GRN inference is not a pure-scATAC step. It needs expression: for TF regulons use scRNA (
omics-scrna, pySCENIC); for enhancer-driven GRN use multiome (omics-multiome, SCENIC+). Do not infer a GRN from accessibility alone.
Standard workflow
Run each step through omics_runtime where a subcommand exists; otherwise hand-roll per the method doc. Read the per-step doc for parameters and decisions.
- Preflight & import —
omics_preflight(modality="scatac"); import the fragments file into a snapATAC2 AnnData (method/import_fragments.md);omics_runtime(subcommand="summarize", modality="scatac", args={"input":"atac.h5ad"}). Thread the summary + study description forward. - ATAC QC —
omics_runtime(subcommand="atac_qc", modality="scatac", args={"input":"atac.h5ad","output":"qc.h5ad","fragment-file":"fragments.tsv.gz","compute-tsse":"true","compute-frip":"true","filter":"true"}). Seemethod/atac_qc.mdfor TSSE / nucleosome / FRiP thresholds and the MAD-vs-fixed decision. - Feature matrix — tile matrix for a first pass, or call peaks per cluster:
omics_runtime(subcommand="peak_calling", modality="scatac", args={"input":"qc.h5ad","output":"peaks.bed","fragment-file":"fragments.tsv.gz","mode":"pseudobulk","cluster-column":"leiden"})(method/feature_matrix.md,method/peak_calling.md). - Embed & cluster — snapATAC2 spectral (LSI) embedding, then Leiden on
obsm["X_spectral"]; drop the depth-correlated first component (method/dimred_cluster.md).
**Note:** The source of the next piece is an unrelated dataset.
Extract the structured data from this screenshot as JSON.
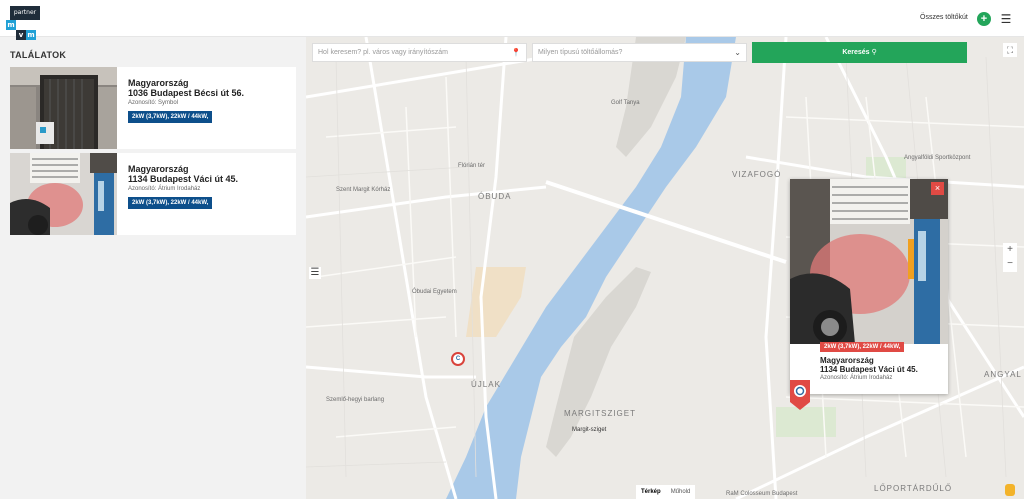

Plot UMAP andobserve_figure. - Gene activity —
omics_runtime(subcommand="gene_activity", modality="scatac", args={"input":"qc.h5ad","output":"gene_activity.h5ad"})for an expression proxy used in annotation / integration (method/gene_activity.md). - Motif activity (chromVAR) — per-cell TF motif deviations via pychromVAR (
method/motif_enrichment.md). - Linkage / integration (as needed) — peak–gene links (
method/peak_gene_linkage.md); label transfer from an scRNA reference via the gene-activity bridge (method/rna_integration.md). - Visualize & ground — plot UMAP colored by clusters / QC / gene-activity markers;
observe_figureeach before it backs a claim; cite theomics_runtimereports as evidence.
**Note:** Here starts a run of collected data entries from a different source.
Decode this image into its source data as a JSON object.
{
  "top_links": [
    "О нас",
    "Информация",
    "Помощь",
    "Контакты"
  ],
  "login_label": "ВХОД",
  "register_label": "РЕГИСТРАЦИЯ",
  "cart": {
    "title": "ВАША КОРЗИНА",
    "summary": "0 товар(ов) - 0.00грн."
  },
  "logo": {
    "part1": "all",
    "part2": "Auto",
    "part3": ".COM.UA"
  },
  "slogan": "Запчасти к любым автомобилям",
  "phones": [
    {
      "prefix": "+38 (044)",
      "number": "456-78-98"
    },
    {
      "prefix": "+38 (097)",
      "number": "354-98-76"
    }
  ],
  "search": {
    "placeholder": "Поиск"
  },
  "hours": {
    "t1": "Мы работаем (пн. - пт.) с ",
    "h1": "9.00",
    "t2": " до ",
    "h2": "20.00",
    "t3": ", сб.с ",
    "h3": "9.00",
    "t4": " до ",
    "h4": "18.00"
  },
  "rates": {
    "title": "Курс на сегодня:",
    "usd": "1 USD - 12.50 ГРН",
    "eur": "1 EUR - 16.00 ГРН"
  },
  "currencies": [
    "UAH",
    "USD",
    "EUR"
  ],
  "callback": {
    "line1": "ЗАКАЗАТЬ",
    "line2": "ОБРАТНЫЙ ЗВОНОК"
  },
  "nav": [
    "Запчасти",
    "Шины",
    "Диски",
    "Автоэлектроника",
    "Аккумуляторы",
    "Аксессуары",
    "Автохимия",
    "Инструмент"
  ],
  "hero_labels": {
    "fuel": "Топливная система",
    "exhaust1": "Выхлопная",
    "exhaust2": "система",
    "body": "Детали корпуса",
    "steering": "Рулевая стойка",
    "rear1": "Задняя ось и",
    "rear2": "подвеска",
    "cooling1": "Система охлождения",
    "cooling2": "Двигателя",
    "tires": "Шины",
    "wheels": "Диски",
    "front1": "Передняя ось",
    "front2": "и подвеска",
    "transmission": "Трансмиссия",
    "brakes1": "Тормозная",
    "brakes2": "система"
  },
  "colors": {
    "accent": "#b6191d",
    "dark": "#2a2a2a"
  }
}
scATAC-specific rules (on top of omics-shared)
- TSS enrichment is the primary QC axis — always compute + report TSSE when a fragments file is present, and gate filtering on it (
method/atac_qc.md). - Spectral (LSI), not PCA — ATAC is sparse / near-binary; use snapATAC2 spectral embedding and drop the depth-correlated first component (
method/dimred_cluster.md). - Accessibility ≠ expression — gene activity is a proxy; validate it against markers and say so; never report it as measured expression.
- Distance ≠ regulation — a peak near a gene is a hypothesis, not a regulatory link; ground linkage claims and abstain when correlation is weak (
method/peak_gene_linkage.md). - Abstain over guess — an ambiguous cluster is "unknown", not an invented label.
When things go wrong
- TSSE low across all cells — library quality or wrong genome annotation; check the fragments file + genome build before filtering (
method/atac_qc.md). - Clusters track total counts / TSSE — technical variation dominates; revisit feature selection or drop the first spectral component (
method/dimred_cluster.md). - Too few peaks after calling — pseudobulk per cluster has too few cells, or the q-value is too strict; aggregate more cells or relax (
method/peak_calling.md). - Gene activity is noisy — expected for a proxy; smooth over neighbors or restrict to confident peak–gene links; do not over-interpret single genes.